Tamanha reverência surge logo na apresentação do longa-metragem, com o recorrente "Harry Dean Stanton is Lucky". A mistura entre personagem e intérprete não é apenas marketing, já que o filme assume escancaradamente características da persona pública do próprio Harry Dean Stanton. Mais ainda: há uma mórbida similaridade entre criador e criatura ao confrontá-los com a morte, no sentido do que foi vivido e da ausência de uma perspectiva longeva. O fato de Stanton ter falecido no mesmo mês de lançamento de Lucky, aos 91 anos - mesma idade do personagem -, amplifica ainda mais tal sensação. Trata-se de uma escolha certeira de elenco.

Entretanto, mais até do que simbolizar uma época tão marcante dos Estados Unidos - e do cinema -, Stanton entrega uma grande atuação, onde é essencial reparar nos detalhes. Se o semblante endurecido ressalta as dificuldades da vida, assim como a postura aponta um homem de personalidade forte que jamais foge de uma discussão, seu olhar também revela a fragilidade da solidão, ampliada pela consciência e o medo do ocaso iminente. Não por acaso, o hábil roteiro da dupla Logan Sparks e Drago Sumonja o cerca de coadjuvantes tão afáveis, não só para ressaltar seu lado endurecido mas, especialmente, de forma a revelar seu íntimo a partir de pequenos gestos. Assim é na visita que recebe em casa, assim é quando comparece a uma festa de aniversário, momentos em que a fragilidade de Stanton é escancarada de forma comovente.

Neste universo tão rude, chama também a atenção como a narrativa é conduzida de forma a desconstruir preconceitos em torno do próprio faroeste.
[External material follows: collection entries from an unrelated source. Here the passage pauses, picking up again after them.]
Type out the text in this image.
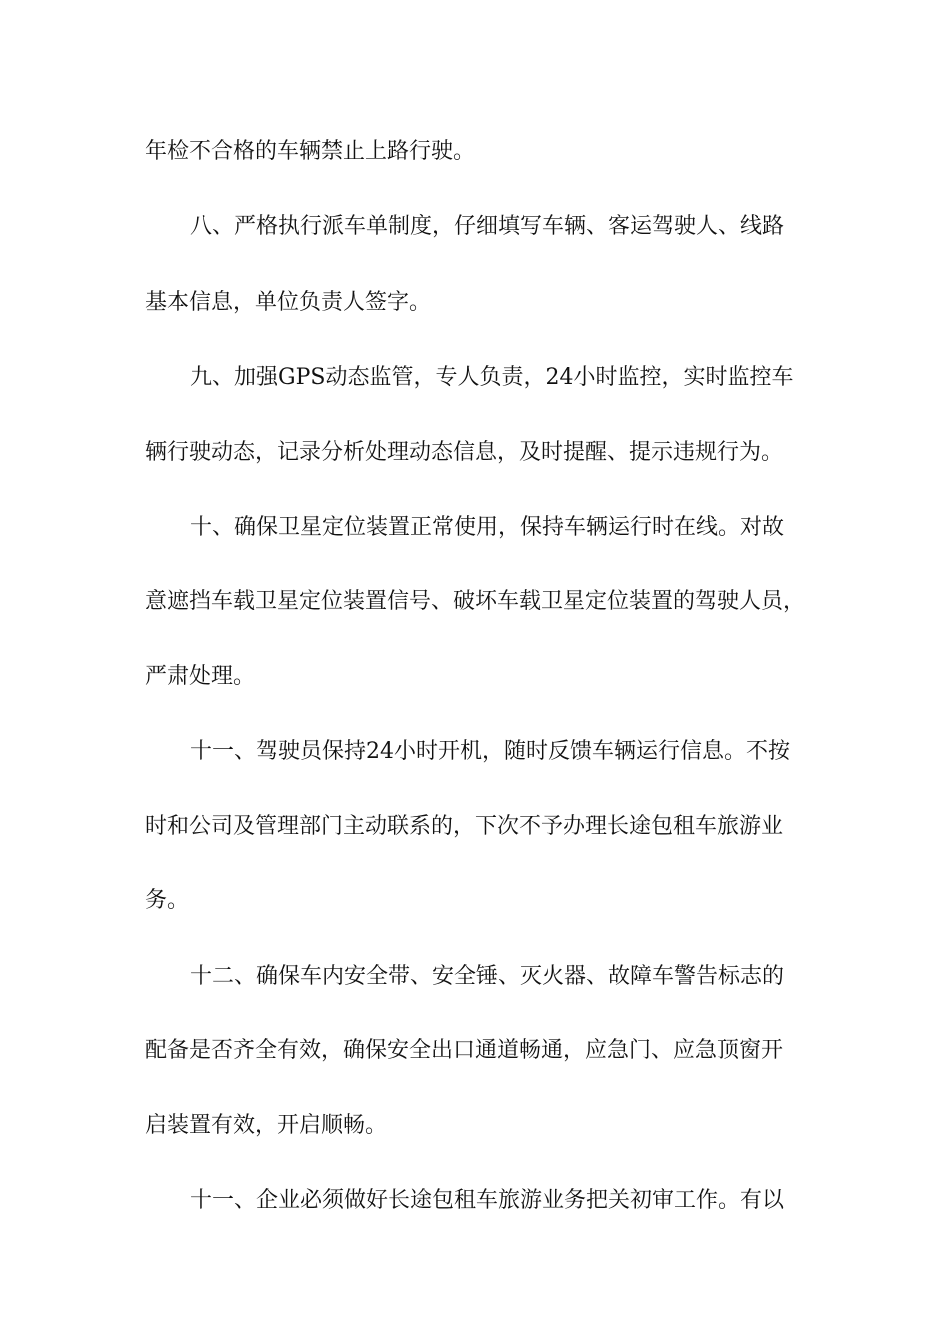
年检不合格的车辆禁止上路行驶。
八、严格执行派车单制度，仔细填写车辆、客运驾驶人、线路
基本信息，单位负责人签字。
九、加强GPS动态监管，专人负责，24小时监控，实时监控车
辆行驶动态，记录分析处理动态信息，及时提醒、提示违规行为。
十、确保卫星定位装置正常使用，保持车辆运行时在线。对故
意遮挡车载卫星定位装置信号、破坏车载卫星定位装置的驾驶人员，
严肃处理。
十一、驾驶员保持24小时开机，随时反馈车辆运行信息。不按
时和公司及管理部门主动联系的，下次不予办理长途包租车旅游业
务。
十二、确保车内安全带、安全锤、灭火器、故障车警告标志的
配备是否齐全有效，确保安全出口通道畅通，应急门、应急顶窗开
启装置有效，开启顺畅。
十一、企业必须做好长途包租车旅游业务把关初审工作。有以
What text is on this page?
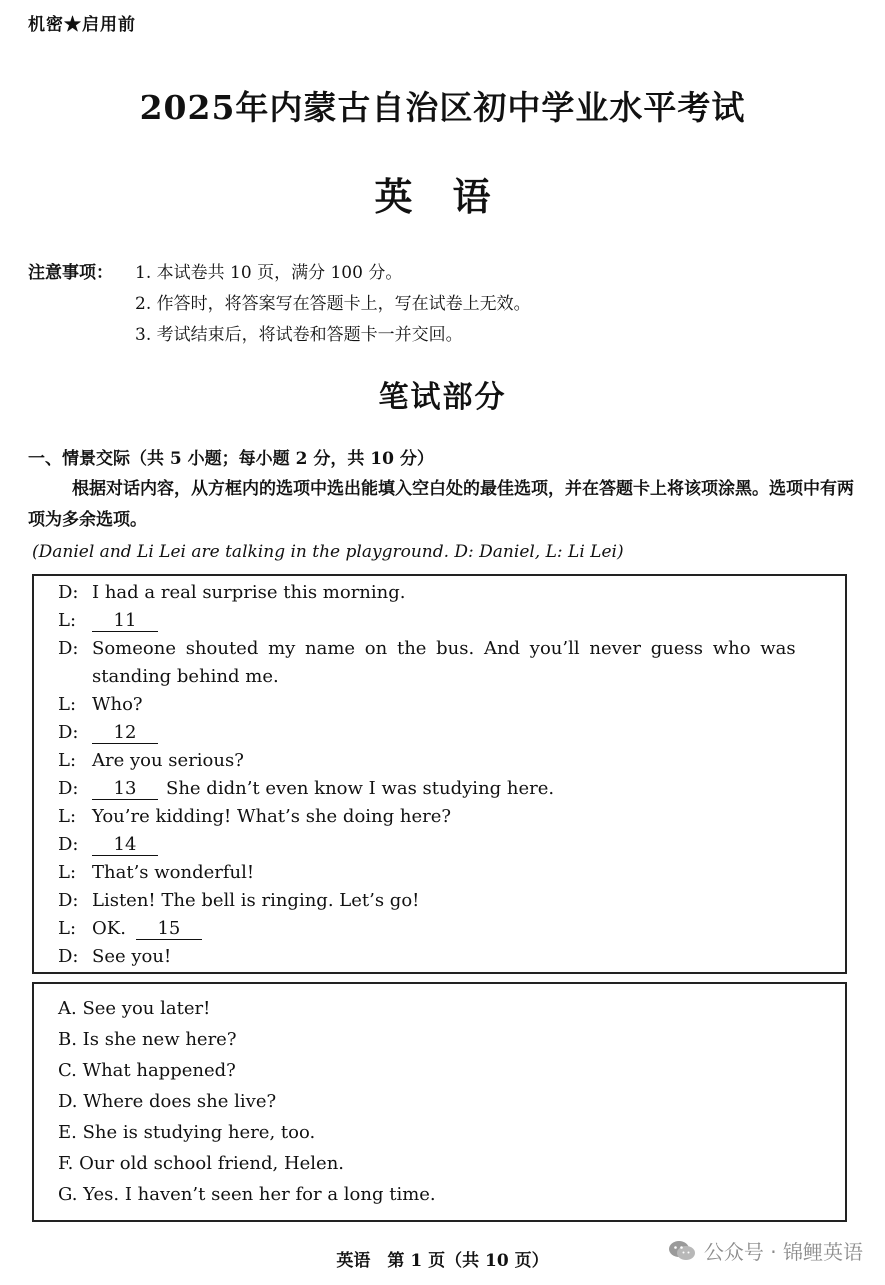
机密★启用前
2025年内蒙古自治区初中学业水平考试
英语
注意事项： 1. 本试卷共 10 页，满分 100 分。
2. 作答时，将答案写在答题卡上，写在试卷上无效。
3. 考试结束后，将试卷和答题卡一并交回。
笔试部分
一、情景交际（共 5 小题；每小题 2 分，共 10 分）
根据对话内容，从方框内的选项中选出能填入空白处的最佳选项，并在答题卡上将该项涂黑。选项中有两项为多余选项。
(Daniel and Li Lei are talking in the playground. D: Daniel, L: Li Lei)
D: I had a real surprise this morning.
L: 11
D: Someone shouted my name on the bus. And you’ll never guess who was
standing behind me.
L: Who?
D: 12
L: Are you serious?
D: 13 She didn’t even know I was studying here.
L: You’re kidding! What’s she doing here?
D: 14
L: That’s wonderful!
D: Listen! The bell is ringing. Let’s go!
L: OK. 15
D: See you!
A. See you later!
B. Is she new here?
C. What happened?
D. Where does she live?
E. She is studying here, too.
F. Our old school friend, Helen.
G. Yes. I haven’t seen her for a long time.
英语　第 1 页（共 10 页）	公众号 · 锦鲤英语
É na menção a Liberace que o filme revela que há mais em Lucky do que o verniz ranzinza aponta, apresentando camadas de sensibilidade até então pouco perceptíveis. Da mesma forma, situações plantadas previamente ganham contornos fora do convencional, de forma a ressaltar que personagens como Lucky não são sinônimo de machismo ou xenofobia. Tudo de forma absolutamente natural e convincente, sem qualquer truque que destoe da ambientação já estabelecida. Ponto, mais uma vez, para os roteiristas.

Entretanto, nem só de Stanton e a ambientação em torno de si é feito Lucky. Aproveitando o parentesco, o diretor conta com a espirituosa participação do diretor David Lynch como ator, em uma subtrama hilária que, ao mesmo tempo, beira o nonsense e é absolutamente factível naquela cidade de fim de mundo - sem contar que, de imediato, remete às loucuras típicas de Twin Peaks.

Com uma bela fotografia que explora bem as paisagens desérticas, Lucky é um típico filme de personagem que se agiganta não só por uma grande atuação, mas também pela rudeza construída de forma a provocar uma certa reflexão entremeada a convicções tão bem estabelecidas. Harry Dean Stanton, no auge da carreira justamente em seu trabalho derradeiro, merecia ao menos uma indicação ao Oscar por este filme.

Filme visto na 41ª Mostra Internacional de Cinema de São Paulo, em outubro de 2017.